Ist dies jedoch - wie hier - nicht der Fall, entfalten die §§ 277 bis 279 StGB a. F. bei einem gleichzeitigen Verstoß gegen § 267 StGB keine über ihren eigenen Anwendungsbereich hinausgehende Sperrwirkung …“
Als systematisches Argument für diese nur beschränkte Sperrwirkung auf die Fälle, in denen der Täter die für §§ 277-279 a.F. StGB erforderliche Absicht hatte, führt das OLG (a.a.O. Rn. 24) weiter folgendes aus:
„Zumal die Sperrwirkung einer nicht in allen Tatbestandsmerkmalen erfüllten Privilegierung dem deutschen Strafrecht grundsätzlich fremd ist … So entfaltet etwa § 216 StGB eine solche nur dann, wenn auch dessen Voraussetzungen umfänglich vorliegen.“
Darüber hinaus setzt sich das OLG umfassend mit der historischen Entwicklung der Normen auseinander und vermag anhand dessen keinen Anhaltspunkt für eine umfassende Sperrwirkung erkennen.

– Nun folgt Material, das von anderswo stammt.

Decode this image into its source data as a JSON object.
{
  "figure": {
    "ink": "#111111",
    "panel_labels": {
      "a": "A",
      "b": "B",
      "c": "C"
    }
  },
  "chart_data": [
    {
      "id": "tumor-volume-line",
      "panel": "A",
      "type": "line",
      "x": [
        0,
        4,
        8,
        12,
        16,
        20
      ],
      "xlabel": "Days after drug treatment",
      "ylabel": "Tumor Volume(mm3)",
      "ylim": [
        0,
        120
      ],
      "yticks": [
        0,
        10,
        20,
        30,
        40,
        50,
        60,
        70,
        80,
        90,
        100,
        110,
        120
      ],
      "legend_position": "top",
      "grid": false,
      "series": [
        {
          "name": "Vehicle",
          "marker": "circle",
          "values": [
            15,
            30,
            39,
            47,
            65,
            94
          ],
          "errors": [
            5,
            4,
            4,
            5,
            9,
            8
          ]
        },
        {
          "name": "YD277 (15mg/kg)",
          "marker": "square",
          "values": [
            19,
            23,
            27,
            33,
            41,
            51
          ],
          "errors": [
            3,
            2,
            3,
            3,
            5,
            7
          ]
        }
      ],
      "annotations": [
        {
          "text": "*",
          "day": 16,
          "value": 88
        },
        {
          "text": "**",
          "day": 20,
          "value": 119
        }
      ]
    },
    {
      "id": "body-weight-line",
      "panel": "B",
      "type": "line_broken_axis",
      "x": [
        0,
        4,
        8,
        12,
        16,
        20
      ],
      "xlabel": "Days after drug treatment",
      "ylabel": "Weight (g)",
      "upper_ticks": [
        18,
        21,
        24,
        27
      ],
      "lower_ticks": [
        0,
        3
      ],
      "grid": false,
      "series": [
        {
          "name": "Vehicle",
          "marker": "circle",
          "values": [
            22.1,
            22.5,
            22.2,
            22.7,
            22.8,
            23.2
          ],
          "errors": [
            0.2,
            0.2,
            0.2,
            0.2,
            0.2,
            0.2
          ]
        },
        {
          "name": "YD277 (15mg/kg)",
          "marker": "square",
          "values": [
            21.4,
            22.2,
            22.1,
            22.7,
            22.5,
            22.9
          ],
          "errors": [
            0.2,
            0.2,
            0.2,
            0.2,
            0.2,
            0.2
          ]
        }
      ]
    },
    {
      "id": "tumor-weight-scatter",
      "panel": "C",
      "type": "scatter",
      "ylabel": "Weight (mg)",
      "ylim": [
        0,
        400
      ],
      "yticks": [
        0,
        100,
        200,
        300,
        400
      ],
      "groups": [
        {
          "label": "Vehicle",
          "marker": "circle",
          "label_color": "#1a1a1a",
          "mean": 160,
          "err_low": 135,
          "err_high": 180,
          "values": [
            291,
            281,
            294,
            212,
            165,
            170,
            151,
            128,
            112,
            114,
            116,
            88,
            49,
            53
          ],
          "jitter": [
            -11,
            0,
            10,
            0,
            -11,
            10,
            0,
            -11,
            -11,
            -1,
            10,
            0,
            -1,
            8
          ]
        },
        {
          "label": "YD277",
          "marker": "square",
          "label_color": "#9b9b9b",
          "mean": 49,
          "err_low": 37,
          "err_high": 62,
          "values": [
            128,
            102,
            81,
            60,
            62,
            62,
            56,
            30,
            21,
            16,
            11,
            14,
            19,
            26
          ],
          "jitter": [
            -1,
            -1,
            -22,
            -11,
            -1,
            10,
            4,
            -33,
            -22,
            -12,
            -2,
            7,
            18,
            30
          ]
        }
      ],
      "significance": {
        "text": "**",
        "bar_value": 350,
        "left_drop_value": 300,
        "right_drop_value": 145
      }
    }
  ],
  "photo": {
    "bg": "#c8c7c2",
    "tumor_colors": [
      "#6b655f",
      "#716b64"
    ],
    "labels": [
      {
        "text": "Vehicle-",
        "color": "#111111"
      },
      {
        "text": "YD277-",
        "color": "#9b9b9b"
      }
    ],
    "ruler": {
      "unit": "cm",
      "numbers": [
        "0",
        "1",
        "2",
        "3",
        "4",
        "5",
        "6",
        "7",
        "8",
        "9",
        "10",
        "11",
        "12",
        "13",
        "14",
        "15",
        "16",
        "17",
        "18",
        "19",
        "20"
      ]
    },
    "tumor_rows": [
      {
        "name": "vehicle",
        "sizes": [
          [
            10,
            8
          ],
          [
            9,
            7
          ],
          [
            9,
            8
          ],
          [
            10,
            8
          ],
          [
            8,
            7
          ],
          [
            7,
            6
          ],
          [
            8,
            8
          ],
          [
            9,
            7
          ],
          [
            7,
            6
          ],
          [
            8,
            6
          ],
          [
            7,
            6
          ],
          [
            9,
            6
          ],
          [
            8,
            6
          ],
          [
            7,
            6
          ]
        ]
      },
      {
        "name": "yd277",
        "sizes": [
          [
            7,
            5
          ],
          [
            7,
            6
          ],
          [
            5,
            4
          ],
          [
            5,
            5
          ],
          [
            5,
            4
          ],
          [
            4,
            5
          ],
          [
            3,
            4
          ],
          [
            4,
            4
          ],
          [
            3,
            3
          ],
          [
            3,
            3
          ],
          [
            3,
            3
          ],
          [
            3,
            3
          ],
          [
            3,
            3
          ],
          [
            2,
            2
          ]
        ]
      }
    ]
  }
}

Dazu führt es (a.a.O. Rn. 48 und 49) u.a. aus:
„Zumindest ebenso möglich erscheint es daher, dass der historische Gesetzgeber bei den Privilegierungstatbeständen der §§ 277 ff. StGB a.F. davon ausging, dass Versicherungen und Behörden die Fälschungen - etwa mit Hilfe von Sachverständigen - leichter erkennen können als Privatpersonen … und deswegen weniger schützenswert sind oder die Privilegierung deswegen erfolgte, weil gegenüber Versicherungen und Behörden häufig ein zumindest faktischer Zwang zur Einreichung von gesundheitlichen Zeugnissen besteht …
Eindeutige Anhaltspunkte für einen umfassenden Privilegierungswillen des historischen Gesetzgebers der §§ 277 bis 277 StGB a. F. gegenüber dem § 267 StGB lassen sich demnach weder aus der Gesetzgebungsgeschichte noch aus sonstigen Umständen gewinnen. Es ist letztlich nicht mehr zu klären, ob der historische Gesetzgeber mit dem Nebeneinander der §§ 277 bis 279 StGB a.F. einerseits und des § 267 StGB andererseits einen konkreten Zweck verfolgte oder ob dem historischen Gesetzgeber bei Einführung des § 267 RStGB die ursprüngliche Funktion des § 256 pStGB aus dem Blick geraten ist und er daher die §§ 277 ff. StGB a.F. unreflektiert als dessen Nachfolgeregelungen eingeführt hat und jedenfalls keine umfassende Sperrwirkung der Privilegierung aus den §§ 277 ff. StGB a.F. bezweckte …“
Schließlich liegt nach Meinung des OLG durch dieses Verständnis des Verhältnisses der Normen zueinander auch kein Verstoß gegen das sich aus Art. 103 II GG ergebende Bestimmtheitsgebot vor. Dazu wie folgt (a.a.O. Rn. 27ff):
„Nach dem in Art. 103 Abs. 2 GG verankerten Bestimmtheitsgebot ist für Strafnormen erforderlich, dass jedermann vorhersehen können soll, welches Verhalten verboten und mit welcher Strafe es bedroht ist … Maßstab für die Klarheit der Norm ist dabei der Verständnishorizont des Bürgers als Normadressat … Der Bürger muss dem Gesetzestext entnehmen können, was ihm noch erlaubt ist und wodurch er sich gegebenenfalls schon strafbar macht.
Nach diesem Maßstab genügt das Normgefüge aus § 267 Abs. 1 StGB einerseits und den §§ 277 ff. StGB a.F. andererseits dem Bestimmtheitsgebot. Der Wortlaut des § 267 StGB erfasst die Vorlage unrichtiger Gesundheitszeugnisse gegenüber Apotheken ohne weiteres. Ausdrückliche Hinweise auf einen Anwendungsvorrang der § 277 ff. StGB a.F. oder eine Einschränkung des Anwendungsbereichs von § 267 StGB enthalten weder die §§ 277 ff. StGB a.F. noch § 267 StGB …“
Es bleibt nunmehr abzuwarten, wie der BGH entscheiden wird. Wir werden Sie wie immer auf dem Laufenden halten.